Why Different Blood Types Can't Be Mixed
Blood. It's pretty simple, right? It's the red junk that comes out when you fall down. It's what vampires eat when they're feeling like Count Snackula. It's one of about five bodily fluids that can change the MPAA rating of a movie. Running low? Head to your local hospital and have them top you off. Got too much? Grab a couple of needles and a rubber tube and give some to your buddy or your cat.
Not so fast, Bleedy Gonzales. Before you get the old tissue oxygenation oil changed, there's a whole lot of science to be done, because even the slightest mistake in this relatively routine procedure can lead to a violent, horrifying death.
The long, gross history of stuff that doesn't belong in your veins
First, a little history. People have been swapping their wet red cells since around the time that Shakespeare was mercilessly draining his tragic protagonists of theirs. The history of transfusion, according to the American Red Cross, goes back to the 17th century, with British physician William Harvey first describing blood circulation in 1628. Not long after that, folks started experimenting with trading their precious inside juice, and in 1665, another Englishman by the name of Richard Lower was managing to keep dogs alive via infusions of fresh blood. The following year, a fellow named Jean Baptiste Denis conducted the first human blood transfusion.
If that all seems a little clinical and free of weirdness, don't fret: per PubMed, Lower next decided to get a little freaky, taking lamb's blood and putting it into a human being in one of those beautiful, back-in-the-day moments of "you don't know unless you try." Somehow, this practice didn't catch on, and transfusions were put on the backburner until the 1800s, when researchers rolled the dice on replacing blood with milk. Luckily, that experiment only lasted, like, seven or eight years, and was soon replaced by the equally ineffectual theory that you could just pump saline into a person's veins and their body wouldn't know the difference.
Blood: thicker, among other things, than water
Clearly, the road to a safe method of supplying second-hand blood was a long and arduous one. It wasn't until the 20th century that a series of lightbulb moments took place. They started when Austrian physician Karl Landsteiner (pictured above) discovered the first three blood groups in 1901: A, B, and O. This revolutionized the science of not dying gruesomely, as in 1907, American professor Ludvig Hektoen suggested that matching blood types might increase the odds of transfusion recipients living longer than a couple of days. Later that year, the first cross-matched transfusion was performed, and it wasn't long before the practice started to look more like science and less like witchcraft-adjacent playtime for lunatics.
Matching blood types was a pretty enormous win for the medical community, and there's a good reason we've never doubled back on the practice. Passing the wrong brand of blood between patients is, as it turns out, about as healthy as jamming 2% into their arteries like they did 150 years ago.

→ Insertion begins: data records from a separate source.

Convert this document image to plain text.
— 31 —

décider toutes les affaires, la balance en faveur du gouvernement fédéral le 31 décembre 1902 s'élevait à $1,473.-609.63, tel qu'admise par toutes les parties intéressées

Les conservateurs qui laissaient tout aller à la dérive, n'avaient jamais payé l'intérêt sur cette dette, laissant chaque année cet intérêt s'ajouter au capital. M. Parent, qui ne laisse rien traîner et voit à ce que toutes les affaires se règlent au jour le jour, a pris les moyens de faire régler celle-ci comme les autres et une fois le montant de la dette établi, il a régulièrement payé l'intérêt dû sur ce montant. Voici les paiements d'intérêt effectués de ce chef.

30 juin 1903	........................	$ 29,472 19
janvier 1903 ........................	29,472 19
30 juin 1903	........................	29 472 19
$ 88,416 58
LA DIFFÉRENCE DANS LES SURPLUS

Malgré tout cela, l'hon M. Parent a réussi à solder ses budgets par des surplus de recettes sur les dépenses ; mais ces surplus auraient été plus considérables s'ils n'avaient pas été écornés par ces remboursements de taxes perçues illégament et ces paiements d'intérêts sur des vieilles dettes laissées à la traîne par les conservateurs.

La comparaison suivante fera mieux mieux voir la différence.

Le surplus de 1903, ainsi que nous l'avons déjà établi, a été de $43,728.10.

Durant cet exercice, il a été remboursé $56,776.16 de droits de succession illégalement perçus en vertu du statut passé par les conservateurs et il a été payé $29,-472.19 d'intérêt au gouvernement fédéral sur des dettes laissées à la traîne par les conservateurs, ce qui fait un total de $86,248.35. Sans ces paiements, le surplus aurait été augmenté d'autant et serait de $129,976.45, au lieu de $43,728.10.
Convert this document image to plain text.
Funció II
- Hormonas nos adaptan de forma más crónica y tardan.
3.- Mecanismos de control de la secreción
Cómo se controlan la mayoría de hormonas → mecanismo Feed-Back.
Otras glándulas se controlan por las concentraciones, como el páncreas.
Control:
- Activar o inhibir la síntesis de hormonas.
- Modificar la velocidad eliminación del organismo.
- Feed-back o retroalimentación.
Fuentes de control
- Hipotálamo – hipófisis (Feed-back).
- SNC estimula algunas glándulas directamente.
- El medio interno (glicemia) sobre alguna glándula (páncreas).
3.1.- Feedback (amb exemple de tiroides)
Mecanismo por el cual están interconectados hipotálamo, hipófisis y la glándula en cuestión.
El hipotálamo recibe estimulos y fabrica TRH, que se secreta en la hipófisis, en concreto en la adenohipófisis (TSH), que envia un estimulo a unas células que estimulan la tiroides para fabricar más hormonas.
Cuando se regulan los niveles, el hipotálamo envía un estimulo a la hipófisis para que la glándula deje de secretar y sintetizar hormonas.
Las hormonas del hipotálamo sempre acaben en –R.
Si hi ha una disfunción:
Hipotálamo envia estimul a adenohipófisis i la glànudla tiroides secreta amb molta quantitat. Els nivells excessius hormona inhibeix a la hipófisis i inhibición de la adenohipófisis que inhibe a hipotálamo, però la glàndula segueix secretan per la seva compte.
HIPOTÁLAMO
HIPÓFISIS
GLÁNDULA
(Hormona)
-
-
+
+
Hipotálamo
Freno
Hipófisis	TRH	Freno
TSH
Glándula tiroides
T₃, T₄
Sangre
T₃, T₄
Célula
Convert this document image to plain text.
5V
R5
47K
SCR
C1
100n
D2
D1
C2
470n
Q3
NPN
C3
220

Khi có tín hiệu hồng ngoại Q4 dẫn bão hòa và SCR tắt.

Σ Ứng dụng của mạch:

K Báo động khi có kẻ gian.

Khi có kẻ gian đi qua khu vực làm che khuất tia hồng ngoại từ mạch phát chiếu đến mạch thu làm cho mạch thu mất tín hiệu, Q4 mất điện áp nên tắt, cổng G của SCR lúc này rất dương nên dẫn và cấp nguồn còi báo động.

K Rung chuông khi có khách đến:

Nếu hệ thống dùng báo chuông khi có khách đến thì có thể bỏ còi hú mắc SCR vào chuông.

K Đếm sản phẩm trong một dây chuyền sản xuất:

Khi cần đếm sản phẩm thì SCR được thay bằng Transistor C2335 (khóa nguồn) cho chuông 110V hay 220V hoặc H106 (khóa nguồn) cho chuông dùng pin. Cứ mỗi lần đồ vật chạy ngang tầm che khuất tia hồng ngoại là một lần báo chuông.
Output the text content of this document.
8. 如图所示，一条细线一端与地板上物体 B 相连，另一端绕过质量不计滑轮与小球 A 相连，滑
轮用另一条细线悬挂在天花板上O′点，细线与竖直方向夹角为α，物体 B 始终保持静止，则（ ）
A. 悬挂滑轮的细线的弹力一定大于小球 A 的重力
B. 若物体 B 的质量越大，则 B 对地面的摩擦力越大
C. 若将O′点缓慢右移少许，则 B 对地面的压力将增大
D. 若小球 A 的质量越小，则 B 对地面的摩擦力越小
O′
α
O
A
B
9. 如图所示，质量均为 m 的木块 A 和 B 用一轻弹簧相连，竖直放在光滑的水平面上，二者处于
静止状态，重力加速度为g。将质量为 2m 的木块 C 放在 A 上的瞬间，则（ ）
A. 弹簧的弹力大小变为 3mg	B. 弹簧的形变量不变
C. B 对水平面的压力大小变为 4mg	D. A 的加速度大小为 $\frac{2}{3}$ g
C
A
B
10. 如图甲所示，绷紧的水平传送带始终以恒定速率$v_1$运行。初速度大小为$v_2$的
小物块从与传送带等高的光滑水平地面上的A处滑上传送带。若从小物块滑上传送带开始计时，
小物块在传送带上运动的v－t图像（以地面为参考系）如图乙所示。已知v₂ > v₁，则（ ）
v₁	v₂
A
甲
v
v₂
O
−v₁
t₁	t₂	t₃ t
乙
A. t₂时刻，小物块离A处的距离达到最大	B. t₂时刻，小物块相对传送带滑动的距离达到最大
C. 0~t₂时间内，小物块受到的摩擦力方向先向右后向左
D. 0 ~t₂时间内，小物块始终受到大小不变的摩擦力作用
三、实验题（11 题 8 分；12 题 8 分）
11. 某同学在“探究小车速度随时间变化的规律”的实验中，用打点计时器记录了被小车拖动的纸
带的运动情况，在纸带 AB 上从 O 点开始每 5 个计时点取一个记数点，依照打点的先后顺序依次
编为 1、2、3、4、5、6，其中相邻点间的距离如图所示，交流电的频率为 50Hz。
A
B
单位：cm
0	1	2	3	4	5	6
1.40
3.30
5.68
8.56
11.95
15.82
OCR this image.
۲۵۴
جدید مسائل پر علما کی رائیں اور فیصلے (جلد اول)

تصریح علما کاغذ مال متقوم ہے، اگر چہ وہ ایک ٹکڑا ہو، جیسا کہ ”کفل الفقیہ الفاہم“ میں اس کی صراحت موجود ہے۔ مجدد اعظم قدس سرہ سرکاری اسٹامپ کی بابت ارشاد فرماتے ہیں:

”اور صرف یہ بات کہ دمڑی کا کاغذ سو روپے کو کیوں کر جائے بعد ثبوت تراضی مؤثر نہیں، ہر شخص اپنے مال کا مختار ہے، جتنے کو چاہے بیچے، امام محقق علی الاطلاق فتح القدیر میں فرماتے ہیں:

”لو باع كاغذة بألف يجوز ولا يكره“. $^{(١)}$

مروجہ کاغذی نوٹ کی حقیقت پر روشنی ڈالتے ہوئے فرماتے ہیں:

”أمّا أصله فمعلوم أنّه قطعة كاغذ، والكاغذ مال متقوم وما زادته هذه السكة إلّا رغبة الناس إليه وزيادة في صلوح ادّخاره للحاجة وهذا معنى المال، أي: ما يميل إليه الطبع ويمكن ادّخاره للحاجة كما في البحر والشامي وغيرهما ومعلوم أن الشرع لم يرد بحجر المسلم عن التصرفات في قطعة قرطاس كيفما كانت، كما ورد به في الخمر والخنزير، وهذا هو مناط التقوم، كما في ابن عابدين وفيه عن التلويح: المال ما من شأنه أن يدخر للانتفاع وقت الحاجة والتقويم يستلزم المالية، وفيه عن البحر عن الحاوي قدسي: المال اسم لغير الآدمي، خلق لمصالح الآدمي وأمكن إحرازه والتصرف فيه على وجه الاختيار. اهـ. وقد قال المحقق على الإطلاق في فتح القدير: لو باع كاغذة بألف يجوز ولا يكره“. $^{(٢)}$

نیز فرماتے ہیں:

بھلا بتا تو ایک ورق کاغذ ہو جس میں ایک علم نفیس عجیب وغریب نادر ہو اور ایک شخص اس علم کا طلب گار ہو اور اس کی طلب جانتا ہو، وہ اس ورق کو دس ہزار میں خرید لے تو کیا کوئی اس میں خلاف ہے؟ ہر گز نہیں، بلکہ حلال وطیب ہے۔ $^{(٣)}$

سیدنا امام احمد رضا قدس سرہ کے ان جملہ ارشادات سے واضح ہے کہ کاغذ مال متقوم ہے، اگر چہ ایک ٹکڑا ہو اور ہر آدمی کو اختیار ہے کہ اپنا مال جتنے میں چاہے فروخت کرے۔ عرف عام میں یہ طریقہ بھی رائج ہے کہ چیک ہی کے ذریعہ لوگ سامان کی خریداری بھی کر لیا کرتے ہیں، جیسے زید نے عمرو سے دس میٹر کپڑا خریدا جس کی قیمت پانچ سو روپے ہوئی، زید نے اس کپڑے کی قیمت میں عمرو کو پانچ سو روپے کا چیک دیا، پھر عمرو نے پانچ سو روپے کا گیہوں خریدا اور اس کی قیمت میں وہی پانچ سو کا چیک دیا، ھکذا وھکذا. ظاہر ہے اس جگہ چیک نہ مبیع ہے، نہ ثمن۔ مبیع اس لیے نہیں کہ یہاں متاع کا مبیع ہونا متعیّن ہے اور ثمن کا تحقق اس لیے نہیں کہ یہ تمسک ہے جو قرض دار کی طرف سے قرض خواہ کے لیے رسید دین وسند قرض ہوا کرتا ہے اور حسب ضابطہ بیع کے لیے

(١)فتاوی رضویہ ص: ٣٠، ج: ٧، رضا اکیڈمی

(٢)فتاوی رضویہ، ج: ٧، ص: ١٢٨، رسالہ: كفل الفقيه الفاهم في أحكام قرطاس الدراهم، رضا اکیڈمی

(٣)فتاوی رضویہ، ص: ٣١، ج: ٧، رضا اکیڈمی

Blood types: it's complicated
Here are the bare bones basics, as presented by the helpful folks at the Australian Academy of Science: everybody has a blood type, which indicates what sorts of antibodies in their blood. Antibodies are special proteins that work as your body's pit bosses, identifying problem customers like bacteria and viruses that make it into the works. A person with type A blood possesses antibodies which target specific antigens, a person with type B blood has a different set of antibodies.
These antibodies are sort of letter-of-the-law employees, and if they notice something that doesn't look right, they go on the attack lickety split. Their pedantry doesn't stop with germs, though. They'll lay the pain down on any cell that triggers their alarmingly touchy xenophobia, including any foreign blood cells that show up to the office with the wrong set of antigens attached.
A bloody mess
When this happens, donor blood is rejected by the body in a pretty dramatic way. The recipient's immune system will attack the outsider blood, exploding the proteins in the foreign blood and sending the remains into the kidneys to be separated from the rest of the gang. The human kidney, while remarkable, isn't set up to handle the sudden rush of dead blood cells that occurs when a large transfusion goes wrong. Worst case scenario, they'll shut down entirely.
With that in mind, there's almost always a blood shortage at your local hospital, with rare blood types frequently in short supply. Want to do your good deed for the day? Get in contact with a blood bank and squirt out a pint for your fellow man.